For many women, having a child is a dream come true. But being a mom is a lot of work! Sometimes after having a family a woman decides not to have any more children. In some cases as a form of birth control she will have a tubal ligation procedure where her fallopian tubes, the canal that an egg travels through from the ovary to the uterus prior to fertilization, is cut or tied off to prevent future pregnancy. However sometimes a woman’s wants and circumstances change, and she finds herself thinking about having  another child. In those situations, talking to a medical experts about reversing sterilization through an minimially invasive operation called tubal ligation reversal or tubotubal anastomosis can be helpful.

In many cases women wanting to have children again after tubal ligation think that  IVF or in vitro fertilization is their only option. Often they simply haven’t heard of tubal ligation reversal and are unaware that it not only increases their chances of conceiving but also is significantly less expensive than IVF. During a tubal ligation reversal the separated segments of the fallopian tube are rejoined, restoring the pathway for the egg to the uterus so that it can be fertilized naturally by sperm. Typically the procedure takes about anhour, a little longer than the initial tubal ligation, an with a slightly extened recovery time because of larger incision and more time spent in surgery. Still, in most cases the procedure can be done with minimal invasiveness. To reduce the recovery time and to simplify the surgery, experts have developed new surgical techniques including making small incisions and using cameras to guide the surgery to ensure the effectiveness laparoscopically. Not all hospitals and surgeons use this approach, so be sure to ask if it’s available in your area.  Dr. Morice performs tubal ligation reversal using both techniques, but since a small, open incision is much less expensive, most couples choose to have an open procedure rather than a laparoscopic procedure.

Though inexpensive and minimally invasive in most cases, a tubal ligation reversal is not appropriate for every woman. There are some specifics you’ll want to be sure to discuss with your doctor to find out if tubal ligation reversal surgery is right for you.

Tubal length:

If your fallopian tubes have been significantly shortened the procedure may be more difficult and less effective. In the initial surgery the tube is separated in the middle, leaving one end connecting near the ovary, the other to the uterus. The longer the two tubes are, the easier it will be to reattach them and the more likely the operation will be successful. Unfortunately, it is not always possible to verify the length of the two ends before tubal ligation reversal surgery.

Sperm quality:

In some cases infertility can result from problems with male sperm quality. For those couples, IVF is a better option.

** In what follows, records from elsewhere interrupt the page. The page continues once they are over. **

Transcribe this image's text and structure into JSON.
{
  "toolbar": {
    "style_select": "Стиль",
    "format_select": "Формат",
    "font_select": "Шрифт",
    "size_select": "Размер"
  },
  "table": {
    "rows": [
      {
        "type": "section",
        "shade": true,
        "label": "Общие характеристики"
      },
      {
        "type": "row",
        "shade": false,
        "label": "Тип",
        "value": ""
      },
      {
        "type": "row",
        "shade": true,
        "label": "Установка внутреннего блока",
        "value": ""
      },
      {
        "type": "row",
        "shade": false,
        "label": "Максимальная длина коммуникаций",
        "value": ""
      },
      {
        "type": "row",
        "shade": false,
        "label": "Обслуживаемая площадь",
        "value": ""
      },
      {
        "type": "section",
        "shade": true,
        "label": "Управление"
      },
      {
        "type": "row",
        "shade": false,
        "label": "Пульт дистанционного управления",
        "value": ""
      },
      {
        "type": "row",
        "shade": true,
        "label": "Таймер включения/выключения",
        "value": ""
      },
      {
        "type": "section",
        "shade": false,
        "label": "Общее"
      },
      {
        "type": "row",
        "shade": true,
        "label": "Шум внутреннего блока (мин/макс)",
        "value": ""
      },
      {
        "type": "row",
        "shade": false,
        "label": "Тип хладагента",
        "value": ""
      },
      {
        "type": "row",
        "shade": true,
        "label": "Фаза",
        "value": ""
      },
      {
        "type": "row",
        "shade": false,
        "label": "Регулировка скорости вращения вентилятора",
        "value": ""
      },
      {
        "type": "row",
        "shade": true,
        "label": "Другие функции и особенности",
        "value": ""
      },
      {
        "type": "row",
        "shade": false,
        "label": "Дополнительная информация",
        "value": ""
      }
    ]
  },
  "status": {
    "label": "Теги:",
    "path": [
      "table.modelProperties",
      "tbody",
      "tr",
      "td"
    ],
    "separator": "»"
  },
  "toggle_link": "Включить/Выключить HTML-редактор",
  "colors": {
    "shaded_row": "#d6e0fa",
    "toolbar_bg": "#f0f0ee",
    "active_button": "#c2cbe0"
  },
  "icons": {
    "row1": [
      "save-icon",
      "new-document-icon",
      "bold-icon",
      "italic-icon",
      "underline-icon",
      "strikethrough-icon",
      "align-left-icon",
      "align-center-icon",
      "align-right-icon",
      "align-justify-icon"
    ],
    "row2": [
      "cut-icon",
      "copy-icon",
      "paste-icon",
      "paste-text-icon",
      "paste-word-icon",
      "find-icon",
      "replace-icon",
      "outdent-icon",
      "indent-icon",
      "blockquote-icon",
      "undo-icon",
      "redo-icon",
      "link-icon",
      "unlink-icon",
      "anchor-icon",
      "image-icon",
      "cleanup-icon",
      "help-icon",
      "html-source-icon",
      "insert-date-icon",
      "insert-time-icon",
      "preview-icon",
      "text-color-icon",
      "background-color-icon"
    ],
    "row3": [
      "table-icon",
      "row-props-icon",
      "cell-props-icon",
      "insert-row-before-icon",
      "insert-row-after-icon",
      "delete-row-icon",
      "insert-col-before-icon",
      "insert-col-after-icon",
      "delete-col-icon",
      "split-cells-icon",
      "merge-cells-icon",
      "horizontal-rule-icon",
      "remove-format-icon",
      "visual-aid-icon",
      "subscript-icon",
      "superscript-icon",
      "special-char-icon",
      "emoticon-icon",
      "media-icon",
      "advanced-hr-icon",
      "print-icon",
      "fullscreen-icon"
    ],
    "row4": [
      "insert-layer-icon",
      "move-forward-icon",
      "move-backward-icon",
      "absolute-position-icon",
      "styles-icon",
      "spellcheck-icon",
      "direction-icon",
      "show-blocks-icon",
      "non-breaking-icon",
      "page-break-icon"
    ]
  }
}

When a woman gets older, surgery and pregnancy becomes more complicated. If you’re over 38 and considering pregnancy and a tubal ligation reversal it is important to discuss your health and your options with your physician to make the decision that’s best for you and your family.

Ovarian quality:

As women age, the number of eggs they have decreases. This can be checked before tubal ligation reversal surgery so that Dr. Morice can let you know if your ovarian reserve is large enough to make a pregnancy possible.